Ein sehr interessantes Thema und eine Frage, die mich eigentlich seit dem kürzlichen Beginn meiner zweiten "Klavierkarriere" beschäftigt: was passiert vor dem geistigen Auge anderer Klavierspieler während des Spiels?
Bei mir ist es nämlich so, dass vor meinem geistigen Augen irgendwie nichts passiert.
Wenn ich ein neues Stück einübe, läuft es normalerweise so ab:
Im Schneckenzeitlupentempo übe ich die ersten paar Takte ein, bis sie einigermaßen, aber nicht perfekt sitzen. Dabei versuche ich aber, nicht stur Takt für Takt vorzugehen, sondern auch Rücksicht auf mir sinnvoll erscheinende zusammenhänge, z.B. in der Melodie, zu nehmen.
Dann gehe ich weiter zu den nächsten 2-3 Takten, wobei ich trotzdem immer wieder mal zu den ersten Takten zurückgehe und von diesen zum aktuellen Punkt spiele. So lockere ich das Ganze etwas auf, wenn mir nach der x-ten Wiederholung der neuen Takte etwas langweilig wird, außerdem sitzen dadurch die ersten Takte immer besser und ich kriege gleichzeitig die Übergänge zu den neuen Takten besser geregelt, als wenn ich diese stur für sich alleine üben würde.

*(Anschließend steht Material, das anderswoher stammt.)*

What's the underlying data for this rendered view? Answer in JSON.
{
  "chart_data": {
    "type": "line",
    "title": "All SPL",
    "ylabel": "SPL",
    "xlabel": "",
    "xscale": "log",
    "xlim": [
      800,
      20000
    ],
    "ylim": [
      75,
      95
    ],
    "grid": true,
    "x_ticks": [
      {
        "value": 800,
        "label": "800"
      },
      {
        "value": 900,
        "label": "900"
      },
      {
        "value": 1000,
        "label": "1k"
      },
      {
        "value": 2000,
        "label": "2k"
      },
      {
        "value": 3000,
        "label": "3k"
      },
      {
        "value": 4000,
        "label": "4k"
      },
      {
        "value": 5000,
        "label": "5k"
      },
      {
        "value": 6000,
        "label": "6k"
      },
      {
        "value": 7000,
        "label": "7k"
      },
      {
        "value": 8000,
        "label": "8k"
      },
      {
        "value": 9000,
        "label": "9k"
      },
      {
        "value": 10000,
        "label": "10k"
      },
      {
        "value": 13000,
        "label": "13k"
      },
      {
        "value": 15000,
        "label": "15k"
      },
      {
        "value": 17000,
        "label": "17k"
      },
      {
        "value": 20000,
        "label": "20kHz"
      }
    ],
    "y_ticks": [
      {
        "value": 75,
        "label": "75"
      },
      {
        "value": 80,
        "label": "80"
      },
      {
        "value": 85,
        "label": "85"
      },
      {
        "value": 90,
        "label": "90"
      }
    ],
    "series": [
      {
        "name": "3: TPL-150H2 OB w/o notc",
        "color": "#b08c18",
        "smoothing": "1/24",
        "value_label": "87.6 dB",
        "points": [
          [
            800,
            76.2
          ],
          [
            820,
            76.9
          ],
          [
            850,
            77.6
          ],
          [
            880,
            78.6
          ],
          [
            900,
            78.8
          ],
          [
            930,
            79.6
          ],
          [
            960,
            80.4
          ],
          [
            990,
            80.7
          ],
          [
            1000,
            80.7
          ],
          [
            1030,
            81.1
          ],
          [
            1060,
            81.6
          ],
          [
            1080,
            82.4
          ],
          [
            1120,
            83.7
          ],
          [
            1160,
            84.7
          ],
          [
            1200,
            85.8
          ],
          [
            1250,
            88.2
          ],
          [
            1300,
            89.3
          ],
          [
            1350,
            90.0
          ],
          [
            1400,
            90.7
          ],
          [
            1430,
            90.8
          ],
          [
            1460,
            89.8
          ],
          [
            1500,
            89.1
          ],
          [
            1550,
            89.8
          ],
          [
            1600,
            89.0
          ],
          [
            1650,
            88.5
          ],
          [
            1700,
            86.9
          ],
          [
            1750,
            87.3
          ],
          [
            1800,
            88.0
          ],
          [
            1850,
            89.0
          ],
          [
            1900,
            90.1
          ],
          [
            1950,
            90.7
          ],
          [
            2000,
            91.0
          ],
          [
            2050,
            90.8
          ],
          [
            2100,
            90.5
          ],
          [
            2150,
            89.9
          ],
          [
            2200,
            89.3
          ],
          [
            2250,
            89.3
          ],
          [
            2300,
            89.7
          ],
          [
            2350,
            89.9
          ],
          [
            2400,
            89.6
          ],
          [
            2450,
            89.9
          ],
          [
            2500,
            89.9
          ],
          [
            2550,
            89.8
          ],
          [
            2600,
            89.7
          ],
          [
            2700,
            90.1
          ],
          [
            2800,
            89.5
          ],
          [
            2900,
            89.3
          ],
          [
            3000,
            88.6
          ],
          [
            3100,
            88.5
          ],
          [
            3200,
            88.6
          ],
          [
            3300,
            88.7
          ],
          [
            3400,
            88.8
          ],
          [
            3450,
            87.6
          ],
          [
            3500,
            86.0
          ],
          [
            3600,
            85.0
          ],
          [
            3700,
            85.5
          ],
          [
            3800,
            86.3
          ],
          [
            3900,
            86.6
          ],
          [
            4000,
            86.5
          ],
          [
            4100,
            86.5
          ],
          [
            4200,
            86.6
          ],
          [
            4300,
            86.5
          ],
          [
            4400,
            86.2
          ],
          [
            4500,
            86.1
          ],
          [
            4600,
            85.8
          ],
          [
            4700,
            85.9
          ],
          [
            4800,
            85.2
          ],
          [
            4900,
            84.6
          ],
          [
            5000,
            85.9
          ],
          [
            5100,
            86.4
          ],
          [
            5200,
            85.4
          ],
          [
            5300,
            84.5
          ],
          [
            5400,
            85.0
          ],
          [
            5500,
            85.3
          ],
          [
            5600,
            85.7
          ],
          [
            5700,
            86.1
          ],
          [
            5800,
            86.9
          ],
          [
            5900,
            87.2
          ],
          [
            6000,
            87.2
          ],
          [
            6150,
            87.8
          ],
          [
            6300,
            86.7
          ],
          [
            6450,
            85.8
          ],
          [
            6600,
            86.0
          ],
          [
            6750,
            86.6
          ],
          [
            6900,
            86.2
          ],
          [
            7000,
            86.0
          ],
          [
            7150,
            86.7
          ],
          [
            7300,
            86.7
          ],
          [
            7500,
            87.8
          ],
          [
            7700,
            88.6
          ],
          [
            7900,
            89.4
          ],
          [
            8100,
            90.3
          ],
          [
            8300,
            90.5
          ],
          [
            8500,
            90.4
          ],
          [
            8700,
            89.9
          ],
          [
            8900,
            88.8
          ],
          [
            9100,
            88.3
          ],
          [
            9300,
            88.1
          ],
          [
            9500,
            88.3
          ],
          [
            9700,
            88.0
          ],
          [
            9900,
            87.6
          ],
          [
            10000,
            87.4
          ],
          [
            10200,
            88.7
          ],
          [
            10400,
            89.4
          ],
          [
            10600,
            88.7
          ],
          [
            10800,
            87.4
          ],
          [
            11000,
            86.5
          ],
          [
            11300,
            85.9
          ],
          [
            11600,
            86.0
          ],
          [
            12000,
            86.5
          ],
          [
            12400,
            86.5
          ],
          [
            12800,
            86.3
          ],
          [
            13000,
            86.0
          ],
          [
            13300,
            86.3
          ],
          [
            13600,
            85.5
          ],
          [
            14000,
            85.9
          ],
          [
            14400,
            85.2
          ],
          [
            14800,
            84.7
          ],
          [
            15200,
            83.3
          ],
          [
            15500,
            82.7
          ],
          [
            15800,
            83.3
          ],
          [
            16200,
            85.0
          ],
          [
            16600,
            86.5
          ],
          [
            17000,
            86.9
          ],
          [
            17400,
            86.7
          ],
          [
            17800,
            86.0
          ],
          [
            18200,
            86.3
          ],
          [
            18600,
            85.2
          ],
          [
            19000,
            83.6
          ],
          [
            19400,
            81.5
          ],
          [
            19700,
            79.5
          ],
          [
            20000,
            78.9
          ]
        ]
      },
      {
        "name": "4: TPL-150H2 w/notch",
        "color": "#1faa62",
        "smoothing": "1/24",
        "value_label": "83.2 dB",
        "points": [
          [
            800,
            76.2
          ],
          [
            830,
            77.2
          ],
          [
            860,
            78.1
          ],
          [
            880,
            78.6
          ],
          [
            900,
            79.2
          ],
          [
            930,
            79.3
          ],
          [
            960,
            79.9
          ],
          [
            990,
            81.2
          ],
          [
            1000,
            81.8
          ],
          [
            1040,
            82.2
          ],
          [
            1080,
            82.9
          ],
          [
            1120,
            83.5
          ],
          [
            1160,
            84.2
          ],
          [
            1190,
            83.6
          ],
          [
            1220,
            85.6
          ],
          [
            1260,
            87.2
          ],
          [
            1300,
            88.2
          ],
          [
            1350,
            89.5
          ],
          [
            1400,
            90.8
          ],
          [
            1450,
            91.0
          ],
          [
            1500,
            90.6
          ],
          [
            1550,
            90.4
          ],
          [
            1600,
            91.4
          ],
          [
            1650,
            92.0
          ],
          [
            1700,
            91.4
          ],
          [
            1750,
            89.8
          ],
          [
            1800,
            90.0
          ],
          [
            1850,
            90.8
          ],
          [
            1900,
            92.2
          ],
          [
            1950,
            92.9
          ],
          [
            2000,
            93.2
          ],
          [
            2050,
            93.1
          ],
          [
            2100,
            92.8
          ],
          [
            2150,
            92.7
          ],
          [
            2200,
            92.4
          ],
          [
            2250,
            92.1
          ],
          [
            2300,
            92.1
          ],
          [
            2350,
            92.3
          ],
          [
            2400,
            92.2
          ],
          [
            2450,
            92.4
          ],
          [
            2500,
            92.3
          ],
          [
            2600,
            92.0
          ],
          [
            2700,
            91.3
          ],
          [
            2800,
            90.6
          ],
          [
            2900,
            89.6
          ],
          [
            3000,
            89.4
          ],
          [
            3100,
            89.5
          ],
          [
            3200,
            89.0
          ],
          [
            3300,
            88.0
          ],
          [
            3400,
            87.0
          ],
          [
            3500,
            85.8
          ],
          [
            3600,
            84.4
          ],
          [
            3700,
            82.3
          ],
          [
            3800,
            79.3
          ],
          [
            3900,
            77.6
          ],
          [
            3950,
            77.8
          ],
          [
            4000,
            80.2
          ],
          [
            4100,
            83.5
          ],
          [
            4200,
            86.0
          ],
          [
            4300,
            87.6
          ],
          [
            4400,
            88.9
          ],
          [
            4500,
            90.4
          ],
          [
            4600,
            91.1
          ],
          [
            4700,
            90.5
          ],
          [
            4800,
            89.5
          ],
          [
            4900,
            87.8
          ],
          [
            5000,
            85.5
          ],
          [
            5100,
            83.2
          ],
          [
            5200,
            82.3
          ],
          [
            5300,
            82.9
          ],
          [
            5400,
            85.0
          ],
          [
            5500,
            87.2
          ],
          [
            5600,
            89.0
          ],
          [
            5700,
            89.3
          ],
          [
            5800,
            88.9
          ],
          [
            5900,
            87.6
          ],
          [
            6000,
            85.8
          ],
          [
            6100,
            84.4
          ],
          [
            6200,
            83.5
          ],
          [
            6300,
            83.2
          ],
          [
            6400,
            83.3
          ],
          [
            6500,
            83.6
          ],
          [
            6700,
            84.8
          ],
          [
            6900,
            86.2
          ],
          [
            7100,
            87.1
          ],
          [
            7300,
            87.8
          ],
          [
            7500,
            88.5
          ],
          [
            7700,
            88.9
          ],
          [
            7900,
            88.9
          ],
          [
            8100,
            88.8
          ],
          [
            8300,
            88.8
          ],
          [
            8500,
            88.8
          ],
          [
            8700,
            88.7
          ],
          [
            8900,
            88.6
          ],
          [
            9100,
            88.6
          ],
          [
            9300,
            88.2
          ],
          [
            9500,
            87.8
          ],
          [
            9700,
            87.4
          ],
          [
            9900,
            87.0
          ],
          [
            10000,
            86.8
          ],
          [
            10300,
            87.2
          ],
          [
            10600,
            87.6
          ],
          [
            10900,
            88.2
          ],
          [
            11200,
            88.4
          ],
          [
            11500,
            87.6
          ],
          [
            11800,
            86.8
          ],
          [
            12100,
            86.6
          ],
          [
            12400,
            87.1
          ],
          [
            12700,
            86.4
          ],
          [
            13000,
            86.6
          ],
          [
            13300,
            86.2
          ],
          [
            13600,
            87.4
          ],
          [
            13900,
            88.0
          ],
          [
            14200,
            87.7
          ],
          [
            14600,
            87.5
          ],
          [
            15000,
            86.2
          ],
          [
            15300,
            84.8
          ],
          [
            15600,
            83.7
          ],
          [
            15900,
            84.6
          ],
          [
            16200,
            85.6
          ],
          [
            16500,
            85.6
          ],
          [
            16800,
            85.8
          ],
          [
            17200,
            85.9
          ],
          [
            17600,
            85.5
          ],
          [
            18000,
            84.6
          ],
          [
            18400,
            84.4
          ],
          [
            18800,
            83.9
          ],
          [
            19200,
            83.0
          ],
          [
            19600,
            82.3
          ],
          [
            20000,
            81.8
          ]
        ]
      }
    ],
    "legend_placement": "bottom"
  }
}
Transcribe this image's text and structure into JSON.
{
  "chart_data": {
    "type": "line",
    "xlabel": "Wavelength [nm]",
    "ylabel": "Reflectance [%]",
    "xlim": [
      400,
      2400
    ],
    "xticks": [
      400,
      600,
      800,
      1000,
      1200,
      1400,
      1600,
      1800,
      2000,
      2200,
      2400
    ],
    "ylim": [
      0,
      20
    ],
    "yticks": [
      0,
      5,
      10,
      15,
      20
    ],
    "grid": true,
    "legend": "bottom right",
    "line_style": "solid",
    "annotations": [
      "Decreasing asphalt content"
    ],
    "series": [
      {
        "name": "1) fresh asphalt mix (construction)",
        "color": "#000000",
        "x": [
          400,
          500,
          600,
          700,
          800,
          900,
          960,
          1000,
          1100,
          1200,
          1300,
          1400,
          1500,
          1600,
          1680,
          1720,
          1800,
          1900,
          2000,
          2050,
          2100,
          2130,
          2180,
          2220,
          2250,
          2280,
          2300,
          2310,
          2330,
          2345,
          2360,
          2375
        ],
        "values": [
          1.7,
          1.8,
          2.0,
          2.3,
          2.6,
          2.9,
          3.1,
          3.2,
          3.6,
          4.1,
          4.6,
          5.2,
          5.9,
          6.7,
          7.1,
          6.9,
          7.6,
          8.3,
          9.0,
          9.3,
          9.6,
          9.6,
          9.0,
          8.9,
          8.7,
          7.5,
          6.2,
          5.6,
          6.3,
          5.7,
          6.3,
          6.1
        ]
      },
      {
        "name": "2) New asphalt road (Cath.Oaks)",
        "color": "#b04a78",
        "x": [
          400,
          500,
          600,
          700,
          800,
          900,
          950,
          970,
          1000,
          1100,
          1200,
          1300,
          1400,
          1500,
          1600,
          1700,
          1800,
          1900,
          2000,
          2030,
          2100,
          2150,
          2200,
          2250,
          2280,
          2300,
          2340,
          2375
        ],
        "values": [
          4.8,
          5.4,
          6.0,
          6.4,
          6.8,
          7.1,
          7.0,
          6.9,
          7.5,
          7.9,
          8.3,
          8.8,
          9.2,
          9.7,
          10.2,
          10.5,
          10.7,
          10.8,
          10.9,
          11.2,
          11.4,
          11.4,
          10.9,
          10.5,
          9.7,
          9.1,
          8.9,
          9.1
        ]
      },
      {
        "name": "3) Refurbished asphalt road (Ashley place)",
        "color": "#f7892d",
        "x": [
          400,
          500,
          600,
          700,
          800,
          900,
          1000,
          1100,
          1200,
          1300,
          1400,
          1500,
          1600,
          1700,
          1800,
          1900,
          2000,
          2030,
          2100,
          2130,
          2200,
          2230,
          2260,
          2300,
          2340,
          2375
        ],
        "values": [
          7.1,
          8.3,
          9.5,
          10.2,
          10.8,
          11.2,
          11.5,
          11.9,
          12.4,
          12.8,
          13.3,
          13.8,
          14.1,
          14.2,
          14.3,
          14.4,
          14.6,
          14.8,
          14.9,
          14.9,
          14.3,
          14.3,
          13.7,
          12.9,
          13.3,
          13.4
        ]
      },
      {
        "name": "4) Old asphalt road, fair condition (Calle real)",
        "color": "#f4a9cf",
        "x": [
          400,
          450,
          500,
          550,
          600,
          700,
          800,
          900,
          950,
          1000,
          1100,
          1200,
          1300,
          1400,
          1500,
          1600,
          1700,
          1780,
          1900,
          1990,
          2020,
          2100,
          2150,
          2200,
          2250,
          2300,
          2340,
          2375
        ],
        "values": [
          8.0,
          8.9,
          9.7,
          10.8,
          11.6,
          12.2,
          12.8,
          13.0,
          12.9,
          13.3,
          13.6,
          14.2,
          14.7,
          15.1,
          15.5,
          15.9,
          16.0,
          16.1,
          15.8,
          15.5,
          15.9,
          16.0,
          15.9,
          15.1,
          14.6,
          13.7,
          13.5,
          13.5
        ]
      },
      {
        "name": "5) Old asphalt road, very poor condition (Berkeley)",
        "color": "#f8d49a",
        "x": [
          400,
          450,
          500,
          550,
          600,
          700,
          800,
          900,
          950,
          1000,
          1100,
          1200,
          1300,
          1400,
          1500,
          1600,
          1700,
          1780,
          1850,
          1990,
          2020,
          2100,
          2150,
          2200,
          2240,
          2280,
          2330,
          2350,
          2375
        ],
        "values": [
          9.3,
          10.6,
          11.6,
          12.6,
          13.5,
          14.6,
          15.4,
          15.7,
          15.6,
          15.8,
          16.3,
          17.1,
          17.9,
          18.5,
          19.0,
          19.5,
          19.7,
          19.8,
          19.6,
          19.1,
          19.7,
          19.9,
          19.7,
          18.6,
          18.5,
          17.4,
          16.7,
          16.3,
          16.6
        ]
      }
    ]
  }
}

Das ist so mein systematischer Ablauf.
Technisch sieht der Ablauf so aus, dass ich dabei hauptsächlich auf die Noten schaue und mir dabei innerlich vorlese, welche Taste ich mit welchem Finger drücken muss. Bei schwereren, komplizierteren Stellen hilft es auch, dies tatsächlich laut auszusprechen.
Je "auswendiger" die Noten sitzen, umso weniger schaue ich auf das Blatt und stattdessen mit stärker auf das Zählen gerichteter Konzentration vermehrt auf meine Finger.
Und hier beginnt mein (vermeintliches?) Problem.
Ist schwer zu beschreiben, irgendwie ist es so, dass je mehr ich ins Auswendigspielen komme, ich umso mehr den Überblick über die Notation verliere.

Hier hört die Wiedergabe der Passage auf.